TUTTO IL SALE DA TAVOLA E CUCINA DEVE AVERE UNA ETICHETTA PARLANTE.

#Saleitaliano

Non vale il detto “tutti i Sali sono uguali”, certo la composizione chimica è molto uniforme, almeno per il 93% da Sali esteri e per legge almeno il 97% dei Sali italiani. Quindi la variabilità organolettica, sensoriale, ma anche chimico fisica, molecolare e di presenza minerale è molto ampia. Questo però al consumatore non è dato da sapere. chi informa la signora Maria di quale sale sta comprando’ e’ solo italiano? E’ un mix? E’ stato aggiunto qualcosa a parte lo iodio, in quanto esiste la etichetta “sale iodato”. Per il resto solo marche e brand di impresa, ma nessun chiaro, documentato e certificato elenco di contenuti come per esempio avviene – ed è obbligatorio per l’acqua minerale – anch’essa una commoditie ma dove è richiesta una tracciabilità. Si sa che una bottiglietta d’acqua Evian può costare 8 euro (contro 0,50 centesimi di media) per tanti motivi, tutti come abbiamo visto recentemente dal social web,  estranei alla qualità e ai contenuti dell’acqua, perché anche il sale non deve recare in etichetta più chiare informazioni al consumatore italiano.
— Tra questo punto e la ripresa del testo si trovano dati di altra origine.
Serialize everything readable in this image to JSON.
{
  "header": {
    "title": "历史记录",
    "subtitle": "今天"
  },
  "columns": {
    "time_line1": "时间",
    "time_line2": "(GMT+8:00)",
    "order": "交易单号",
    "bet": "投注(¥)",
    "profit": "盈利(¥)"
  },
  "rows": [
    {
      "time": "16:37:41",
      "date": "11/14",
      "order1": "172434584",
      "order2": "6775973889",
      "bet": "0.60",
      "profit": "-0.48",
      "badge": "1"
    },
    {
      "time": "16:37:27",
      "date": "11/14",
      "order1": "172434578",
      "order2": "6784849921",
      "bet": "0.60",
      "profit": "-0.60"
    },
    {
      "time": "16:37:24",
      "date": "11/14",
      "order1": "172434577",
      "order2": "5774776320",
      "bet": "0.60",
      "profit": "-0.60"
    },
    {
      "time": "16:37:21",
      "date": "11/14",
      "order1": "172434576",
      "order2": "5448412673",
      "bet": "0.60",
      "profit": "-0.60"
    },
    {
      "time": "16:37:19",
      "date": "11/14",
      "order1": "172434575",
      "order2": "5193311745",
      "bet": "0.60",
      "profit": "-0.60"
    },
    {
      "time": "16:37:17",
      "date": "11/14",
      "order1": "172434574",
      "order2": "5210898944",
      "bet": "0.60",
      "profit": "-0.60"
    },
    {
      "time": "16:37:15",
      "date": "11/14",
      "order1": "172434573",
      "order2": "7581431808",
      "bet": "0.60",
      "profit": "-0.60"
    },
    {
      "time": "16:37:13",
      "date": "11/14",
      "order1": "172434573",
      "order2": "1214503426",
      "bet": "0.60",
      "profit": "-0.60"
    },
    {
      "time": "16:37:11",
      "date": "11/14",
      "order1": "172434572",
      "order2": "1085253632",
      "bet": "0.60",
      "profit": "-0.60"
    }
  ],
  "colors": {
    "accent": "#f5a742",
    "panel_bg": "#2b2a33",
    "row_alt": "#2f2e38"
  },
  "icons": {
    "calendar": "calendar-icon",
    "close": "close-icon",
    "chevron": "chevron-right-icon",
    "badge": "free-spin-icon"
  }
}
Perché ci deve essere del sale che costa quasi 100-150 euro al chilo e la massaia non sa perché? Il sale come l’acqua ha non solo una funzione primaria, ma sono coadiuvanti salutari per diverse affezioni

 

SALE E ABBINAMENTI A TAVOLA. NON TUTTI I SALI VANNO BENE PER TUTTI I PIATTI E TUTTE LE RICETTE. La variabilità di un sale da cucina da un altro è enorme. Gli usi ideali o abbinamenti ideali esistono, ma non sono fissi, il piacere e il gusto personale può incidere e deve incidere sulle scelte. Ma il consumatore deve essere giustamente informato. Il sale è una proprietà pubblica, dello Stato italiano, come tale va salvaguardato, curato, certificato. Partiamo dal colore del sale, facendo molta attenzione perché è un primo elemento fondamentale: non è che il bianchissimo sia migliore del nero a priori, ma neanche viceversa e dalla intensità e omogeneità del colore, la tonalità e la forma del fiocco o del cristallo, più a rombo o a piramide. Per esempio il sale di miniera o salgemma o sale di roccia può essere per suo natura millenaria bianchissimo, quasi trasparente, oppure anche colorato scuro: dipende da dove e come viene estratto. La “analisi visiva” è già molto importante per scegliere. Ma cosa determina il colore?  I profumi mediamente non sono intensi e la scala è molto stretta, dal salmastro iodato al pietroso-limoso. In bocca invece tutto cambia e la scala sia verticale che orizzontale si amplifica. Abbiano individuato circa 30 caratteri gustativi di sapore almeno come prioritari e istintivi, ma si va da sali da cucina/tavola di 15-18 elementi di composizione chimico minerale ad altri sali (quelli colorati, soprattutto quelli stranieri che sono estratti con meno regole e quindi più allo stato grezzo e non raffinato e quelli minerari) che dichiarano anche 80 microelementi. Ma che cosa sono queste decine di sostanze? Piccole o grandi? buone o nocive? Impurità dannose o biologiche e organiche? Tutto da verificare e poi trasmettere al consumatore. Alcuni sali possono cambiare gusto a carne, a un pesce, a una pasta.